Classification society DNV has added 8 LNG dual-fuel ships to its Alternative Fuels Insight platform last month. The first quarter of this year has been slow for LNG-powered newbuild orders after a record 2022 with 222 orders, reports LNG Prime.
In January, DNV reported no orders for LNG-powered vessels, while there were 10 LNG dual-fuel ships and 22 methanol-powered vessels ordered in February.
“A slightly slower month in March as we added 10 ships with alternative fuels propulsion to our AFI database, eight of which are LNG-fueled,” Martin Wold, principal consultant at DNV’s maritime advisory business, said on Tuesday.
During the month under review, Samskip contracted two hydrogen-powered containership at India’s Cochin Shipyard.

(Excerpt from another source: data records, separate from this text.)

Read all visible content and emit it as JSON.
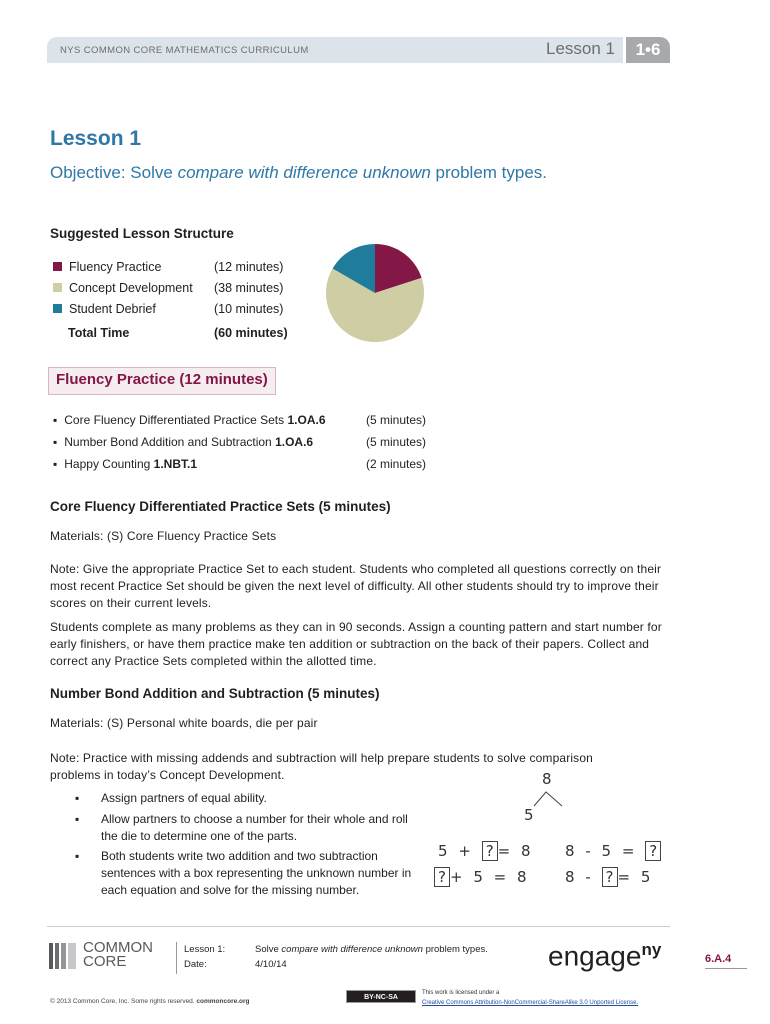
{
  "header": {
    "curriculum": "NYS COMMON CORE MATHEMATICS CURRICULUM",
    "lesson": "Lesson 1",
    "module": "1•6"
  },
  "title": "Lesson 1",
  "objective": {
    "prefix": "Objective:  Solve ",
    "italic": "compare with difference unknown",
    "suffix": " problem types."
  },
  "structure": {
    "heading": "Suggested Lesson Structure",
    "items": [
      {
        "label": "Fluency Practice",
        "time": "(12 minutes)",
        "minutes": 12,
        "color": "#831746"
      },
      {
        "label": "Concept Development",
        "time": "(38 minutes)",
        "minutes": 38,
        "color": "#cfcda4"
      },
      {
        "label": "Student Debrief",
        "time": "(10 minutes)",
        "minutes": 10,
        "color": "#1f7c9b"
      }
    ],
    "total_label": "Total Time",
    "total_time": "(60 minutes)"
  },
  "fluency": {
    "heading": "Fluency Practice  (12 minutes)",
    "items": [
      {
        "label": "Core Fluency Differentiated Practice Sets  ",
        "std": "1.OA.6",
        "time": "(5 minutes)"
      },
      {
        "label": "Number Bond Addition and Subtraction  ",
        "std": "1.OA.6",
        "time": "(5 minutes)"
      },
      {
        "label": "Happy Counting  ",
        "std": "1.NBT.1",
        "time": "(2 minutes)"
      }
    ]
  },
  "core": {
    "heading": "Core Fluency Differentiated Practice Sets  (5 minutes)",
    "materials": "Materials:   (S) Core Fluency Practice Sets",
    "note": "Note:  Give the appropriate Practice Set to each student.  Students who completed all questions correctly on their most recent Practice Set should be given the next level of difficulty.  All other students should try to improve their scores on their current levels.",
    "p2": "Students complete as many problems as they can in 90 seconds.  Assign a counting pattern and start number for early finishers, or have them practice make ten addition or subtraction on the back of their papers.  Collect and correct any Practice Sets completed within the allotted time."
  },
  "bond": {
    "heading": "Number Bond Addition and Subtraction  (5 minutes)",
    "materials": "Materials:   (S) Personal white boards, die per pair",
    "note": "Note:  Practice with missing addends and subtraction will help prepare students to solve comparison problems in today’s Concept Development.",
    "steps": [
      "Assign partners of equal ability.",
      "Allow partners to choose a number for their whole and roll the die to determine one of the parts.",
      "Both students write two addition and two subtraction sentences with a box representing the unknown number in each equation and solve for the missing number."
    ],
    "figure": {
      "whole": "8",
      "part": "5",
      "eq1": [
        "5",
        "+",
        "?",
        "=",
        "8"
      ],
      "eq2": [
        "8",
        "-",
        "5",
        "=",
        "?"
      ],
      "eq3": [
        "?",
        "+",
        "5",
        "=",
        "8"
      ],
      "eq4": [
        "8",
        "-",
        "?",
        "=",
        "5"
      ]
    }
  },
  "footer": {
    "logo": "COMMON CORE",
    "lesson_label": "Lesson 1:",
    "date_label": "Date:",
    "lesson_prefix": "Solve ",
    "lesson_italic": "compare with difference unknown",
    "lesson_suffix": " problem types.",
    "date": "4/10/14",
    "brand": "engage",
    "brand_sup": "ny",
    "page": "6.A.4",
    "copyright": "© 2013 Common Core, Inc. Some rights reserved. ",
    "site": "commoncore.org",
    "cc": "BY-NC-SA",
    "license_text": "This work is licensed under a",
    "license_link": "Creative Commons Attribution-NonCommercial-ShareAlike 3.0 Unported License."
  }
}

“No new methanol orders were added, but the pipeline keeps building so next month may likely see a high count again,” Wold said.
379 LNG-powered ships in operation
DNV’s platform shows that 379 LNG-powered ships are already in operation, while owners placed orders for 515 LNG-fueled vessels.
LNG-powered crude oil tankers lead the way with 54 in operation, followed by 46 containerships, 44 oil/chemical tankers, and 43 passenger ferries.
As per vessels on order, LNG-powered containerships account for a big part of the orders with 188 units. Owners also ordered 121 car carriers, 44 oil and chemical tankers, and 42 bulk carriers.
These statistics do not include smaller inland vessels or dual-fuel LNG carriers.
44 LNG bunkering vessels and 176 LPG-powered ships
Besides LNG-powered vessels, there are 44 LNG bunkering vessels in operation and 20 on order, the platform shows.
In addition to 894 confirmed LNG-powered ships, the fleet powered by alternative fuels also includes 176 LPG-powered ships, 106 methanol-fueled vessels, and 27 hydrogen-fueled vessels, according to the platform.